According to David Weil, vice president, chief information and analytics officer at Ithaca College, universities and colleges are all at different points, or stages, of maturity in their analytics and how they use this tool to impact services across the institution.
“It all comes down to data,” said Weil in an interview with Campus Technology, “And I have thought [that] for a number of years as an IT professional. Sure. You know, we’re providing the technology, but we’re really enabling the data to flow through our organization. And increasingly, that really is a primary role of the chief information officer. And so if we think about the data: How do we use the data? How does it help inform us about student success, about our enrollment, about our financial status? And then, how do we organize around being able to leverage that data?”

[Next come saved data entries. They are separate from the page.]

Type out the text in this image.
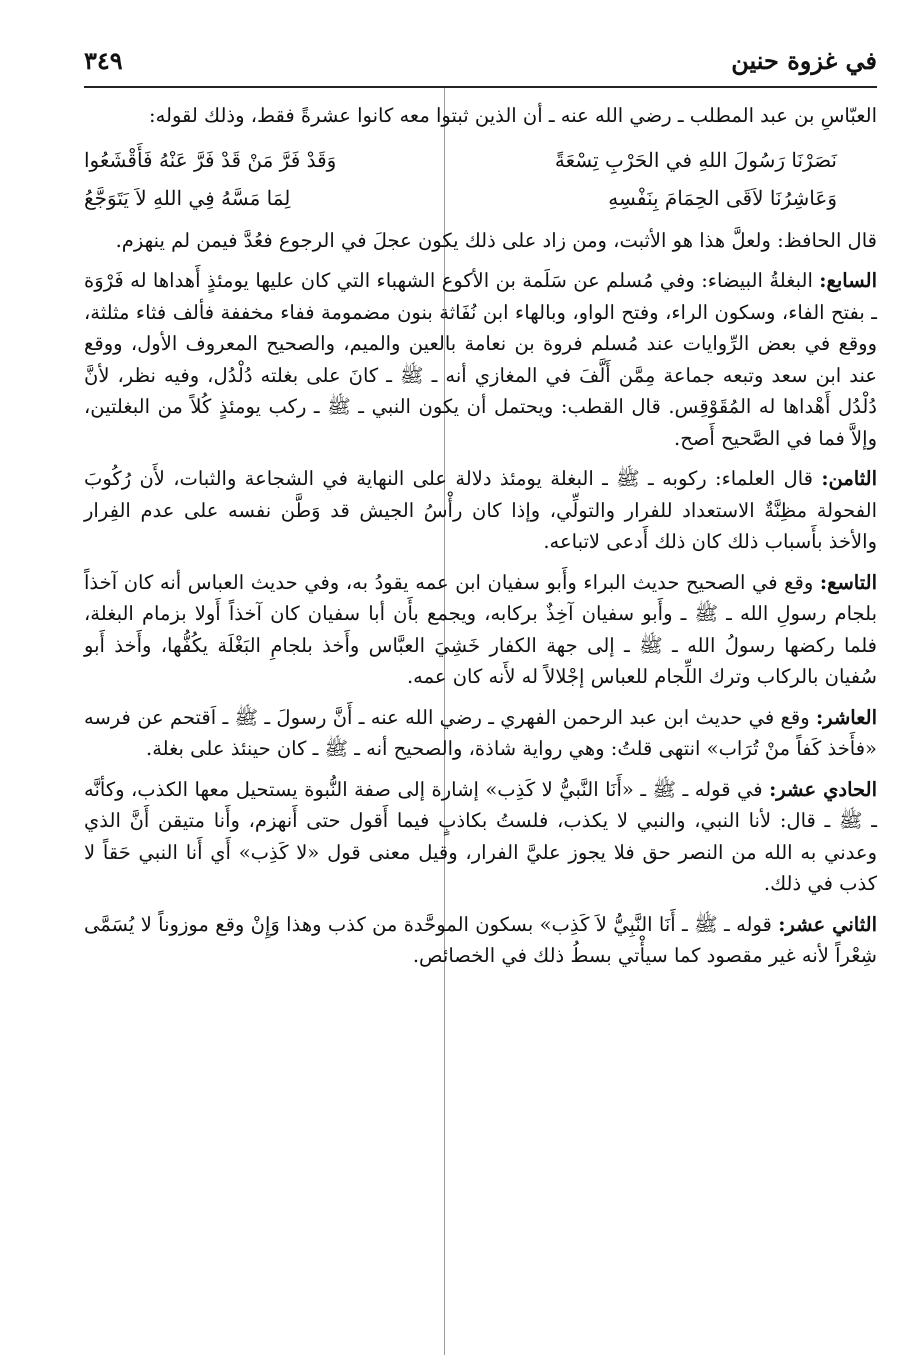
في غزوة حنين
٣٤٩

العبّاسِ بن عبد المطلب ـ رضي الله عنه ـ أن الذين ثبتوا معه كانوا عشرةً فقط، وذلك لقوله:

نَصَرْنَا رَسُولَ اللهِ في الحَرْبِ تِسْعَةً
وَقَدْ فَرَّ مَنْ قَدْ فَرَّ عَنْهُ فَأَقْشَعُوا
وَعَاشِرُنَا لاَقَى الحِمَامَ بِنَفْسِهِ
لِمَا مَسَّهُ فِي اللهِ لاَ يَتَوَجَّعُ

قال الحافظ: ولعلَّ هذا هو الأثبت، ومن زاد على ذلك يكون عجلَ في الرجوع فعُدَّ فيمن لم ينهزم.

السابع: البغلةُ البيضاء: وفي مُسلم عن سَلَمة بن الأكوع الشهباء التي كان عليها يومئذٍ أَهداها له فَرْوَة ـ بفتح الفاء، وسكون الراء، وفتح الواو، وبالهاء ابن نُفَاثة بنون مضمومة ففاء مخففة فألف فثاء مثلثة، ووقع في بعض الرِّوايات عند مُسلم فروة بن نعامة بالعين والميم، والصحيح المعروف الأول، ووقع عند ابن سعد وتبعه جماعة مِمَّن أَلَّفَ في المغازي أنه ـ ﷺ ـ كانَ على بغلته دُلْدُل، وفيه نظر، لأنَّ دُلْدُل أَهْداها له المُقَوْقِس. قال القطب: ويحتمل أن يكون النبي ـ ﷺ ـ ركب يومئذٍ كُلاً من البغلتين، وإلاَّ فما في الصَّحيح أَصح.

الثامن: قال العلماء: ركوبه ـ ﷺ ـ البغلة يومئذ دلالة على النهاية في الشجاعة والثبات، لأَن رُكُوبَ الفحولة مظِنَّةٌ الاستعداد للفرار والتولِّي، وإذا كان رأْسُ الجيش قد وَطَّن نفسه على عدم الفِرار والأخذ بأَسباب ذلك كان ذلك أَدعى لاتباعه.

التاسع: وقع في الصحيح حديث البراء وأَبو سفيان ابن عمه يقودُ به، وفي حديث العباس أنه كان آخذاً بلجام رسولِ الله ـ ﷺ ـ وأَبو سفيان آخِذٌ بركابه، ويجمع بأَن أبا سفيان كان آخذاً أَولا بزمام البغلة، فلما ركضها رسولُ الله ـ ﷺ ـ إلى جهة الكفار خَشِيَ العبَّاس وأَخذ بلجامِ البَغْلَة يكُفُّها، وأَخذ أَبو سُفيان بالركاب وترك اللِّجام للعباس إجْلالاً له لأَنه كان عمه.

العاشر: وقع في حديث ابن عبد الرحمن الفهري ـ رضي الله عنه ـ أَنَّ رسولَ ـ ﷺ ـ اَقتحم عن فرسه «فأَخذ كَفاً منْ تُرَاب» انتهى قلتُ: وهي رواية شاذة، والصحيح أنه ـ ﷺ ـ كان حينئذ على بغلة.

الحادي عشر: في قوله ـ ﷺ ـ «أَنَا النَّبيُّ لا كَذِب» إشارة إلى صفة النُّبوة يستحيل معها الكذب، وكأنَّه ـ ﷺ ـ قال: لأنا النبي، والنبي لا يكذب، فلستُ بكاذبٍ فيما أَقول حتى أَنهزم، وأَنا متيقن أَنَّ الذي وعدني به الله من النصر حق فلا يجوز عليَّ الفرار، وقيل معنى قول «لا كَذِب» أَي أَنا النبي حَقاً لا كذب في ذلك.

الثاني عشر: قوله ـ ﷺ ـ أَنَا النَّبِيُّ لاَ كَذِب» بسكون الموحَّدة من كذب وهذا وَإِنْ وقع موزوناً لا يُسَمَّى شِعْراً لأنه غير مقصود كما سيأْتي بسطُ ذلك في الخصائص.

Weil recently sat down to talk with Campus Technology about the evolution of institutional analytics. He will be participating in two sessions at the upcoming Tech Tactics in Education conference, being held Nov. 7–9 in Orlando, FL: A Modern Framework for Institutional Analytics and The State of AI in Education.
David Weil Tech Tactics in Education Session Spotlight
Campus Technology: Can you talk about the maturity model that you use or that you recommend for evaluating institutional analytics? [Weil later provided the diagrams for illustration, below.]
We wanted a way to really think about the different use cases for institutional data and what a mature program looks like. So we created a four-quadrant maturity model, which is really divided up into two broad categories, … reporting analytics. And then you have two rows, operational, strategic.
Rob Snyder, our director of analytics and special IT projects (and co-presenter for the session at Tech Tactics), provided [these examples illustrating the model’s concepts in the context of student retention]:
Operational Reporting — counting, observing, measuring — “Which students have enrolled for their third semester? Which students took a leave of absence? Who withdrew?”
Strategic Reporting — assessing, evaluating — “Which programs were these students in? What was their financial aid package? What was their first-year academic outcome?”
Operational Analytics — understanding — “How did this affect enrollment and financial sustainability, now and into the future? Are there any patterns in the students who weren’t retained? What are the profiles of these students, and are those profiles different from the retained population?”
Strategic Analytics — planning, predicting, testing — “Can we identify students who are at risk? Are the policy changes we can make to influence retention, and how would that change the prediction? Should we make changes to financial aid, and what would be the ROI? Do we need to look at offering new services and mechanisms for support?”